It has been observed that a notable percentage of conditional branch instructions in application programs branch forward in sequence by only a few instructions. Consequently, when these programs execute on a conventional microprocessor, a significant number of clock cycles are wasted flushing and refilling the instruction buffer with virtually the same contents. When branch prediction logic declares that a conditional branch will be taken, it is very likely that the branch target instruction is already in the instruction buffer.
Therefore, what is needed is a microprocessor that executes a forward branch much faster than has heretofore been provided.
In addition, what is needed is an apparatus in a microprocessor that determines if a branch target instruction is already within its instruction buffer when a branch is declared.
Furthermore, what is needed is a microprocessor that shifts a branch target instruction to the front of the instruction buffer when a conditional branch is declared rather than flushing the buffer and fetching the branch target instruction again.
Moreover, what is needed is a method for executing a forward branch in a microprocessor that determines if a branch target instruction is present in an instruction buffer and, if so, shifts it to the front of the buffer.
SUMMARY
To address the above-detailed deficiencies, it is an object of the present invention to provide a microprocessor that executes a forward branch without incurring undue delays associated with flushing and refetching a target instruction for the branch from the microprocessor's instruction buffer.

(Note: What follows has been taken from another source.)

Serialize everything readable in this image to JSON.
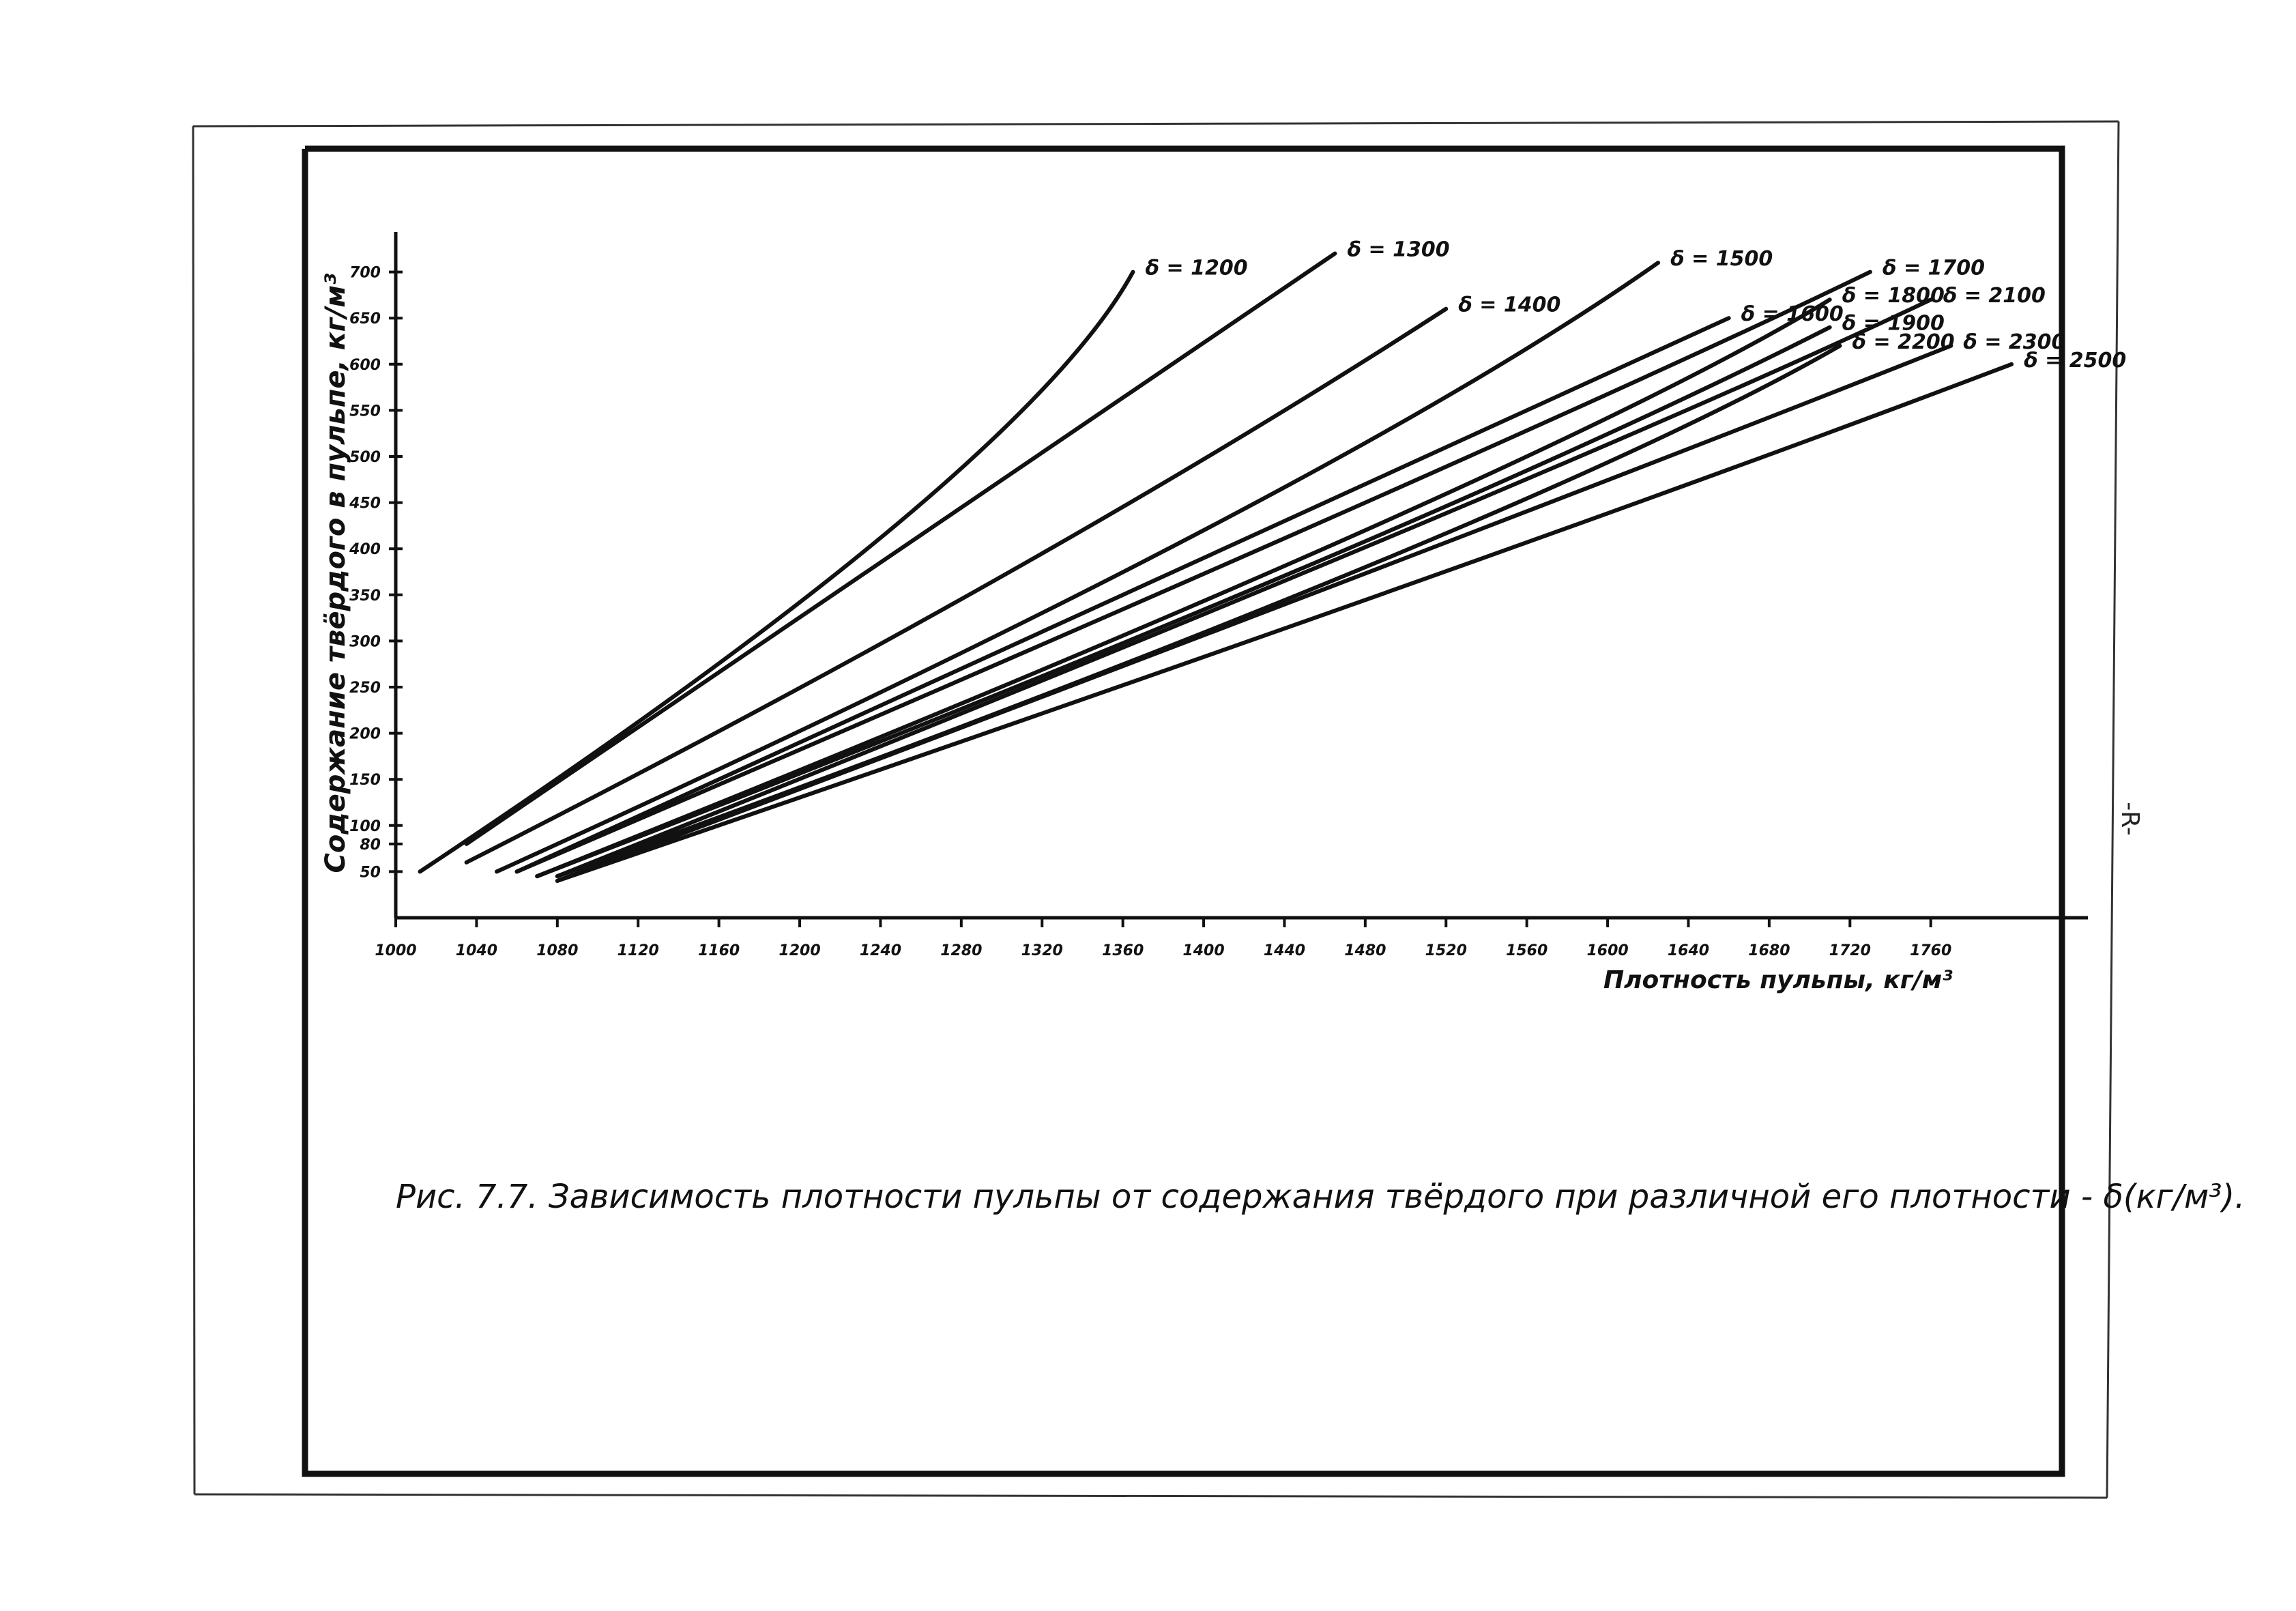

Accordingly, in the attainment of the aforementioned object, it is a feature of the present invention to provide a microprocessor for executing a forward branch. The microprocessor includes translation logic and instruction fetch logic. The translation logic receives a branch instruction from a front position of an instruction buffer, and directs the microprocessor to provide a branch target instruction in said front position. The instruction fetch logic is coupled to the translation logic and provides the branch target instruction in the front position. If the branch target instruction is already within the instruction buffer, then the instruction fetch logic shifts the branch target instruction directly to the front position.
Another object of the present invention is to provide an apparatus in a microprocessor that determines if a branch target instruction is already within its instruction buffer when a branch is declared.
In another aspect, it is a feature of the present invention to provide an apparatus in a microprocessor for providing a branch target instruction for translation. The apparatus has an instruction decoder, branch prediction logic, and instruction fetch logic. The instruction decoder receives a branch instruction from a front position in an instruction buffer and translates the branch instruction into associated micro instructions for execution by the microprocessor. The branch prediction logic is coupled to the instruction decoder and predicts that execution of the associated micro instructions will result in a branch to a branch target instruction. The branch prediction logic also directs the microprocessor to provide the branch target instruction in the front position. The instruction fetch logic is coupled to the branch prediction logic and determines if the branch target instruction is already within the instruction buffer. If the branch target instruction is already within the instruction buffer, the instruction fetch logic shifts the branch target instruction directly to the front position.
Another advantage of the present invention is that clock cycles are not wasted performing unnecessary flushes of the microprocessor's instruction buffer.
A further object of the invention is to provide a microprocessor that shifts a branch t
Henry G. Glenn
Parks Terry
Chan Eddie
Huffman James W.
Huffman Richard K.
IP-First L.L.C.
Nguyen Dzung C.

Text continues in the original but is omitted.